Elle regrette par ailleurs que lorsqu’il s’agit de prendre des décisions lourdes et sérieuses, de nouveaux lieux de pouvoir informel se forment, comme le Conseil de défense et de sécurité nationale, où la majeure partie des membres sont des hommes… à l’exception de Florence Parly, la ministre des Armées.

Même constat de prépondérance masculine à  la gendarmerie, bien que, désormais, le pourcentage de femmes ait franchi le palier des 20 % (contre moins de 7 % il y a 25 ans) et continue d’augmenter. Malgré tout, dans le corps des officiers et sur les postes à responsabilité, seulement 8 % des postes sont occupés par des femmes, constate Karine Lejeune. « Pour faire un général, il faut 20 ans. Au départ, on n’avait pas le vivier, car il n’y avait pas suffisamment de femmes, mais cela fait 35 ans maintenant, on devrait commencer à avoir constitué ce vivier » déplore-t-elle. La colonelle précise que l’augmentation du nombre de femmes n’est pas due à la civilisation de certaines fonctions : il y a bien de plus en plus de femmes dans toutes les unités. En effet, 18 % du total des femmes ont un statut militaire.

Karine Lejeune représente la 4e génération de sa famille à être entrée dans la gendarmerie. Elle a été commandante du groupement de la gendarmerie de l’Essonne et a également dirigé la section de prévention de la délinquance à la direction générale de la gendarmerie. La colonelle a aussi été la première porte-parole de la gendarmerie nationale. Actuellement, elle est auditrice au centre des hautes études militaires et à l’Institut des hautes études de défense nationale.

 





Karine Lejeune, Nathalie Ancel et Laurence Rossignol




L’arrivée des femmes dans les hautes fonctions est un long processus

L’accès des femmes aux sphères du pouvoir « n’est pas un mouvement spontané, mais une conquête » constate Nathalie Ancel, vice-présidente de l’association Femmes de justice, magistrate, procureure de la République adjointe près le tribunal judiciaire de Créteil et modératrice de cette table ronde  ; car le pouvoir s’est développé dans tous ses aspects sans les femmes.

En 1987, Isabelle Guion de Méritens est la première Saint-Cyrienne à rejoindre la gendarmerie. Elle devient alors la première femme à obtenir le rang d’officier de gendarmerie, puis le rang de colonelle en 2006, et enfin d’officier général de gendarmerie en 2013, rapporte Karine Lejeune. Une féminisation bien tardive.

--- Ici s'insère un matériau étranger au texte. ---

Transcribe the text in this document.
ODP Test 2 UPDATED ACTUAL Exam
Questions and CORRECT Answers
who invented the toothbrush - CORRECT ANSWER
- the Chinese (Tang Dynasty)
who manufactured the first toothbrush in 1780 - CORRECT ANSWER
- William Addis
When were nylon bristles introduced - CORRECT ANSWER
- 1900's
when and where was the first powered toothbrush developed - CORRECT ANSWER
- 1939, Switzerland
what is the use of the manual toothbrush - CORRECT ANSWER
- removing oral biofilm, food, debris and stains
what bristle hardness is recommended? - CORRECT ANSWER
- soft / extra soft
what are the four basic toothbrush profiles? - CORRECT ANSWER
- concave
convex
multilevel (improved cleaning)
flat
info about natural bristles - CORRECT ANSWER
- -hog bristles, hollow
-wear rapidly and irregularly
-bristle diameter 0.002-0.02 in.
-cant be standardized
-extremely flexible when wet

Hormis les parcours de « premières », les lois ont également aidé. Suffisamment ? Pour Laurence Rossignol, le bilan est mitigé. La sénatrice ne doute pas du bien fait apporté par la loi du 8 juin 1999, mais estime que les limites commencent à être atteintes. À la fin du XXe siècle, plusieurs façons de parvenir à l’égalité étaient possibles, comme les quotas, mais la parité était le seul moyen « d’imposer par la loi une plus juste représentation des femmes », explique la sénatrice. Cette dernière raconte qu’elle entend régulièrement des hommes lui dire : « Heureusement qu’on a voté la loi sur la parité, ça nous protège de vous ! »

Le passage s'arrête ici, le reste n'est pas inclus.